About 2 weeks ago, our monitoring tool (NewRelic) began to detect a large number of drops of a site that lasted no more than 1 minute, but with a very large frequency. In addition, it was visually noticeable that the overall performance of the web application (
Umbraco 6.1.6, .net 4.0 ) dropped.
The red stripes in the picture are our falls.
')

Yes, make a reservation. Before we noticed, the new module for the blog was installed and, accordingly, the company's blog was migrated from Worldpress to Umbraco.
As a result, we have the following input data: the application began to store more data (much more) + a third-party module = High CPU was installed.
Let's hit the road
Before starting the study, it was decided to test Googe Analytics to make sure that the number of users did not change (the result - everything was as before) + it was decided to do load testing - to determine the throughput.
Here we were completely disappointed; our application died at
30 simultaneous sessions. The site through the browser did not open at all. And it was a production.
Step 1 - build performance dumps under load using Debug Diagnostics tools
1. Install it on the production server.
2. Run, create a new rule with the type “Performance”.

3. Specify that dumps should be collected using Performance Counters.

4. In our case, select% Processor Time, threshold - 80%, duration - 15 seconds.

This means that dumps will be collected if the CPU is loaded more than 80% within 15 seconds.
5. We study the resultsWhat you need to pay attention to is highlighted with red rectangles.


Namely:- At the time of building the dump, the Garbage Collector was launched (at first I didn’t give it any attention);
- Very large heap size;
- All 4 threads belong to the Garbage Collector and eat 100% of the CPU.
Here I would like to draw attention to the fact that the problem itself lies not in the GC, but in the fact that improper allocation of memory makes it work in this way.Some theory
In GC, the most laborious is garbage collection of the Gen 2 generation (which causes the Gen 1 and Gen 0 assembly, respectively). Also, each generation has its own threshold, exceeding which garbage collection will automatically run. This means that the more often the threshold is exceeded, the more often the garbage collection will be launched.
A small example:
Suppose Gen 2 generation threshold: 300 MB
In one second GC can clear: 100 MB (Gen 2)
Each new user per second results in allocation: 10 MB (in Gen 2)
If we have 10 users, then 10 * 10 = 100 MB, therefore there are no problems.
If we have 40 users, then 400 MB is allocated every second, which causes the assembly of the sumor (the threshold is exceeded), and so on.
That is, the more users, the more memory is allocated (incrementally), the more often garbage collection is caused with a large interval of time for assembly.
In .net 4.0, when garbage collection starts, all GC flows are given the highest priority.
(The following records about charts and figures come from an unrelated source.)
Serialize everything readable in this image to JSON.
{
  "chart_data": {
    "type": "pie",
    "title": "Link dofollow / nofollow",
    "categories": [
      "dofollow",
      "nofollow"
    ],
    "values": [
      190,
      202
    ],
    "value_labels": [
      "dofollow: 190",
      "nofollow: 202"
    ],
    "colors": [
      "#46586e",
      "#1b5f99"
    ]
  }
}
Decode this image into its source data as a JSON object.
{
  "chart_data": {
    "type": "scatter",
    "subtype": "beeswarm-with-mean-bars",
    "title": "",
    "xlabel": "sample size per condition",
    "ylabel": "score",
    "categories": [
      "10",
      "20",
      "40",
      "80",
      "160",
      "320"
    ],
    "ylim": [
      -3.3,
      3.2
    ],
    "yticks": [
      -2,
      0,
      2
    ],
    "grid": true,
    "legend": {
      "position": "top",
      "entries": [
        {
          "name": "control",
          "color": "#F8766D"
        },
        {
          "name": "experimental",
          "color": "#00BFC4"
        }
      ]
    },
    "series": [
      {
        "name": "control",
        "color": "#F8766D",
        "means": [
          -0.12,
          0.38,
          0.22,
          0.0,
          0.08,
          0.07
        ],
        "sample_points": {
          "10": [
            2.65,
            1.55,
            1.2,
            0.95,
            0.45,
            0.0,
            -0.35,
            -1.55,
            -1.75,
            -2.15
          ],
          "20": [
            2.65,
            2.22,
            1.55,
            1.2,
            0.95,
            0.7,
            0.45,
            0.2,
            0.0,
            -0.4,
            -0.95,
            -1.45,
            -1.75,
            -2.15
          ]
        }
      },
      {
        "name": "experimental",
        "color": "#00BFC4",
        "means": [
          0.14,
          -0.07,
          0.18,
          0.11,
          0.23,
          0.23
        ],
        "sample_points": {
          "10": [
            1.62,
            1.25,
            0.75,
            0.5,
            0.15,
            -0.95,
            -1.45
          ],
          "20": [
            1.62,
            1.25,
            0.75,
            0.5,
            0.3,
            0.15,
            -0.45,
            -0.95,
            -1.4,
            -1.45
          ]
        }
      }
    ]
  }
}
This means that all server resources will be directed to garbage collection and, in addition, all other threads (processing incoming requests) will be temporarily suspended until the garbage collection is over.
This is the reason why the server did not respond to requests even with incomplete loading.Therefore, we can conclude: the reason is the incorrect allocation of a large amount of memory for short periods of time. To solve the problem, you need to find where in our code the so-called memory leaks.
Step 2 - search for objects. which occupy the most memory (Memory Profiling)
For this, I used
dotMemory as a memory profiler.
We start under load dotMemory and try to take a snapshot of memory when its volume starts to grow strongly. (The green area in the image below is Gen 2.)
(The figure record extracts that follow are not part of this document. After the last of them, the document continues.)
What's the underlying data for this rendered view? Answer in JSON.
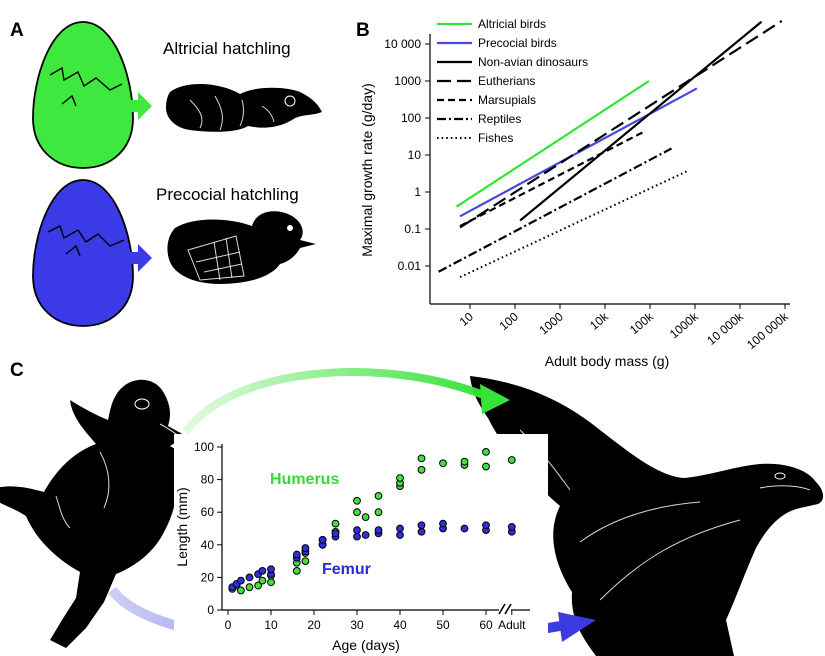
{
  "panels": {
    "a": {
      "label": "A",
      "altricial_title": "Altricial hatchling",
      "precocial_title": "Precocial hatchling",
      "colors": {
        "altricial": "#3fe83f",
        "precocial": "#3a3ae6"
      }
    },
    "b": {
      "label": "B"
    },
    "c": {
      "label": "C"
    }
  },
  "chart_data": [
    {
      "type": "line",
      "scale": "log-log",
      "xlabel": "Adult body mass (g)",
      "ylabel": "Maximal growth rate (g/day)",
      "x_ticks": [
        {
          "value": 10,
          "label": "10"
        },
        {
          "value": 100,
          "label": "100"
        },
        {
          "value": 1000,
          "label": "1000"
        },
        {
          "value": 10000,
          "label": "10k"
        },
        {
          "value": 100000,
          "label": "100k"
        },
        {
          "value": 1000000,
          "label": "1000k"
        },
        {
          "value": 10000000,
          "label": "10 000k"
        },
        {
          "value": 100000000,
          "label": "100 000k"
        }
      ],
      "y_ticks": [
        {
          "value": 0.01,
          "label": "0.01"
        },
        {
          "value": 0.1,
          "label": "0.1"
        },
        {
          "value": 1,
          "label": "1"
        },
        {
          "value": 10,
          "label": "10"
        },
        {
          "value": 100,
          "label": "100"
        },
        {
          "value": 1000,
          "label": "1000"
        },
        {
          "value": 10000,
          "label": "10 000"
        }
      ],
      "legend_position": "top-left",
      "series": [
        {
          "name": "Altricial birds",
          "color": "#33e533",
          "style": "solid",
          "points": [
            [
              5,
              0.4
            ],
            [
              95000,
              1000
            ]
          ]
        },
        {
          "name": "Precocial birds",
          "color": "#4646e0",
          "style": "solid",
          "points": [
            [
              6,
              0.22
            ],
            [
              1100000,
              630
            ]
          ]
        },
        {
          "name": "Non-avian dinosaurs",
          "color": "#000000",
          "style": "solid",
          "points": [
            [
              130,
              0.17
            ],
            [
              30000000,
              40000
            ]
          ]
        },
        {
          "name": "Eutherians",
          "color": "#000000",
          "style": "long-dash",
          "points": [
            [
              6,
              0.11
            ],
            [
              85000000,
              42000
            ]
          ]
        },
        {
          "name": "Marsupials",
          "color": "#000000",
          "style": "dash",
          "points": [
            [
              6,
              0.12
            ],
            [
              80000,
              45
            ]
          ]
        },
        {
          "name": "Reptiles",
          "color": "#000000",
          "style": "dash-dot",
          "points": [
            [
              2,
              0.007
            ],
            [
              300000,
              15
            ]
          ]
        },
        {
          "name": "Fishes",
          "color": "#000000",
          "style": "dotted",
          "points": [
            [
              6,
              0.005
            ],
            [
              650000,
              3.6
            ]
          ]
        }
      ]
    },
    {
      "type": "scatter",
      "xlabel": "Age (days)",
      "ylabel": "Length (mm)",
      "xlim": [
        0,
        66
      ],
      "ylim": [
        0,
        100
      ],
      "x_ticks": [
        {
          "value": 0,
          "label": "0"
        },
        {
          "value": 10,
          "label": "10"
        },
        {
          "value": 20,
          "label": "20"
        },
        {
          "value": 30,
          "label": "30"
        },
        {
          "value": 40,
          "label": "40"
        },
        {
          "value": 50,
          "label": "50"
        },
        {
          "value": 60,
          "label": "60"
        },
        {
          "value": 66,
          "label": "Adult"
        }
      ],
      "y_ticks": [
        0,
        20,
        40,
        60,
        80,
        100
      ],
      "axis_break": true,
      "series": [
        {
          "name": "Humerus",
          "color": "#3fe03f",
          "points": [
            [
              1,
              13
            ],
            [
              2,
              15
            ],
            [
              3,
              12
            ],
            [
              5,
              14
            ],
            [
              7,
              15
            ],
            [
              8,
              18
            ],
            [
              10,
              17
            ],
            [
              10,
              21
            ],
            [
              16,
              24
            ],
            [
              16,
              29
            ],
            [
              18,
              30
            ],
            [
              18,
              35
            ],
            [
              22,
              40
            ],
            [
              22,
              43
            ],
            [
              25,
              48
            ],
            [
              25,
              53
            ],
            [
              30,
              60
            ],
            [
              30,
              67
            ],
            [
              32,
              57
            ],
            [
              35,
              60
            ],
            [
              35,
              70
            ],
            [
              40,
              76
            ],
            [
              40,
              78
            ],
            [
              40,
              81
            ],
            [
              45,
              86
            ],
            [
              45,
              93
            ],
            [
              50,
              90
            ],
            [
              55,
              89
            ],
            [
              55,
              91
            ],
            [
              60,
              88
            ],
            [
              60,
              97
            ],
            [
              66,
              92
            ]
          ]
        },
        {
          "name": "Femur",
          "color": "#2f2fd9",
          "points": [
            [
              1,
              14
            ],
            [
              2,
              16
            ],
            [
              3,
              18
            ],
            [
              5,
              20
            ],
            [
              7,
              22
            ],
            [
              8,
              24
            ],
            [
              10,
              22
            ],
            [
              10,
              25
            ],
            [
              16,
              32
            ],
            [
              16,
              34
            ],
            [
              18,
              36
            ],
            [
              18,
              38
            ],
            [
              22,
              40
            ],
            [
              22,
              43
            ],
            [
              25,
              45
            ],
            [
              25,
              47
            ],
            [
              30,
              45
            ],
            [
              30,
              49
            ],
            [
              32,
              46
            ],
            [
              35,
              47
            ],
            [
              35,
              49
            ],
            [
              40,
              46
            ],
            [
              40,
              50
            ],
            [
              45,
              48
            ],
            [
              45,
              52
            ],
            [
              50,
              50
            ],
            [
              50,
              53
            ],
            [
              55,
              50
            ],
            [
              60,
              49
            ],
            [
              60,
              52
            ],
            [
              66,
              48
            ],
            [
              66,
              51
            ]
          ]
        }
      ]
    }
  ]
}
Next, proceed to the analysis of the image.

The largest volume in memory is occupied by
HttpContext, DynanicNode, Node .
HttpContext is excluded, since it stores references to DynanicNode and Node objects.
Next we group by generations, since we only need Gen 2 objects.
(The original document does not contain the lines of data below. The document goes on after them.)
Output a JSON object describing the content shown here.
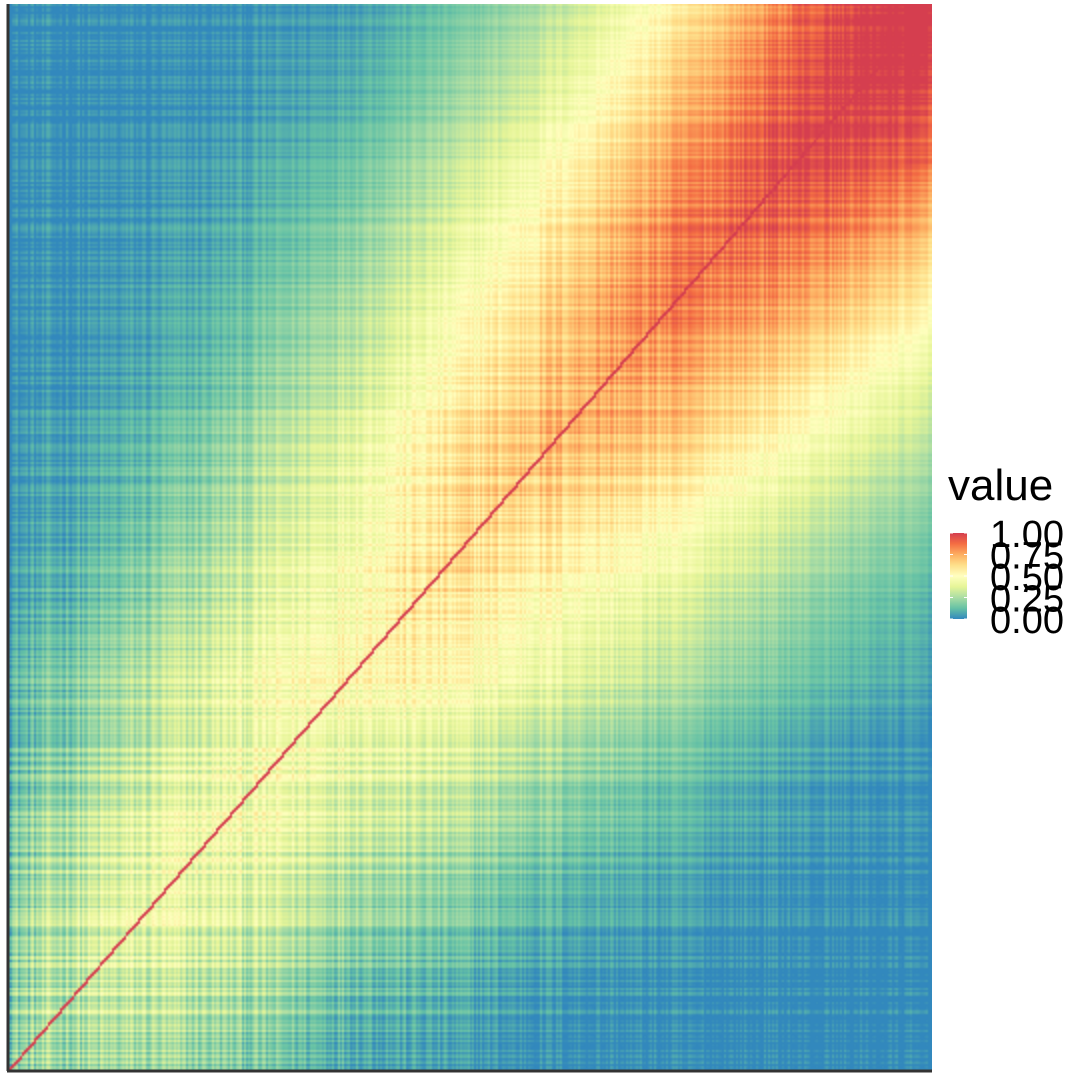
{
  "chart_data": {
    "type": "heatmap",
    "title": "",
    "xlabel": "",
    "ylabel": "",
    "color_scale": {
      "name": "Spectral (reversed)",
      "range": [
        0,
        1
      ],
      "stops": [
        {
          "value": 0.0,
          "color": "#3288bd"
        },
        {
          "value": 0.125,
          "color": "#66c2a5"
        },
        {
          "value": 0.25,
          "color": "#abdda4"
        },
        {
          "value": 0.375,
          "color": "#e6f598"
        },
        {
          "value": 0.5,
          "color": "#ffffbf"
        },
        {
          "value": 0.625,
          "color": "#fee08b"
        },
        {
          "value": 0.75,
          "color": "#fdae61"
        },
        {
          "value": 0.875,
          "color": "#f46d43"
        },
        {
          "value": 1.0,
          "color": "#d53e4f"
        }
      ]
    },
    "legend": {
      "title": "value",
      "placement": "right",
      "breaks": [
        {
          "value": 0.0,
          "label": "0.00"
        },
        {
          "value": 0.25,
          "label": "0.25"
        },
        {
          "value": 0.5,
          "label": "0.50"
        },
        {
          "value": 0.75,
          "label": "0.75"
        },
        {
          "value": 1.0,
          "label": "1.00"
        }
      ]
    },
    "grid": false,
    "axis_ticks": false,
    "pattern": {
      "diagonal_value": 1.0,
      "high_region": "top-right",
      "low_regions": [
        "top-left",
        "bottom-right"
      ]
    }
  }
}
In the Gen 2 generation, we again group by the dominators.

This allows 100% to find the necessary objects that occupy the most memory. After you need to work with specific instances of the object to determine what kind of object (id, properties, etc.)

At this point, it became clear what data is the source of the problem, it remains only to find the place where they are created and fixed.
Step 3 - Fix Problems
In my particular case, the problem lay in the control that generated the main navigation of the site. This control was not in the cache, that is, it worked out with each page request. And the specific 'memory leek' was associated with calling the native Umbraco method DynamicNode.isAncestor () . As it turned out, in order to identify the parent, the method lifted the entire site tree into memory. This confirmed the fact that the problem began to manifest itself only with the growth of data, and specifically with the import of the blog.
Therefore, the problem fix itself was to replace the isAncestor method with our own implementation + applying OutputCache to our control.findings
- High CPU is not only a recursion or a large load, but also a GC;
- Creation of objects must be thought out and consistent with the architecture of the application;
- Output cache - always and everywhere;
- Everything that is not visible during normal testing will manifest itself under load!
And note:At the time of this writing, NewRelic did not help me catch the source of High CPU, but performance counter
% Time in GC easily indicated the source of the problem.
If the CPU peaks in the graph grow in accordance with the peaks of the
% Time in GC graph and the
% Time in GC value is above the 20% line, => High CPU due to garbage collection.
Thanks for attention. I hope it was interesting.